清晨的露珠还缀在紫藤花瓣上,我抱着作业本穿过走廊时,瞥见隔壁班男生捧着玫瑰在教室后门徘徊,那束火红的花苞裹着银边包装纸,像捧着一团会呼吸的晚霞,让我想起上周她趴在课桌上画水彩时,发梢沾着的玫瑰色颜料。
"你男友送花你会开心吗?"午休时我假装随意地问,她正用铅笔在草稿纸边缘画小王子,闻言笔尖一顿,在玫瑰花瓣上晕开一小片墨迹。"要看是谁送的吧。"她将碎发别到耳后,耳垂泛起淡粉色,"如果是喜欢的人,连带着空气都会变成棉花糖。"

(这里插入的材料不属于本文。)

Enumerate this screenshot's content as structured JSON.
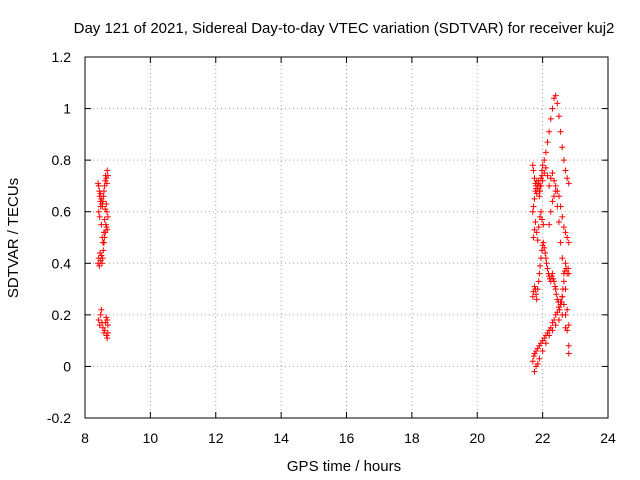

我盯着她睫毛在脸颊投下的蝶影,喉咙突然发紧,昨天路过花店时,那束香槟玫瑰在晨光里舒展得正好,花瓣边缘泛着珍珠般的光泽,店主说这种花语是"只钟情你一人",我数了三天饭钱才敢走进店里,却在捧起花束时想起她总说最讨厌华而不实的东西。
此刻那束花正躺在我的书包夹层,包装纸被反复折叠的痕迹像极了心跳的波纹,如果现在递给她,她会惊喜地睁大眼睛,还是礼貌却疏离地说"谢谢"?窗外的紫藤花被风吹得簌簌作响,她忽然转头望向窗外:"你看,那片花瓣像不像小王子的玫瑰?"
我望着她侧脸温柔的弧度,忽然明白真正的惊喜或许不是精心准备的礼物,而是某个瞬间,你发现有人正用整个青春的温柔,读懂你藏在颜料与诗句里的心事,书包里的玫瑰依然沉默,但此刻的阳光正巧落在她发间,比任何花束都更耀眼。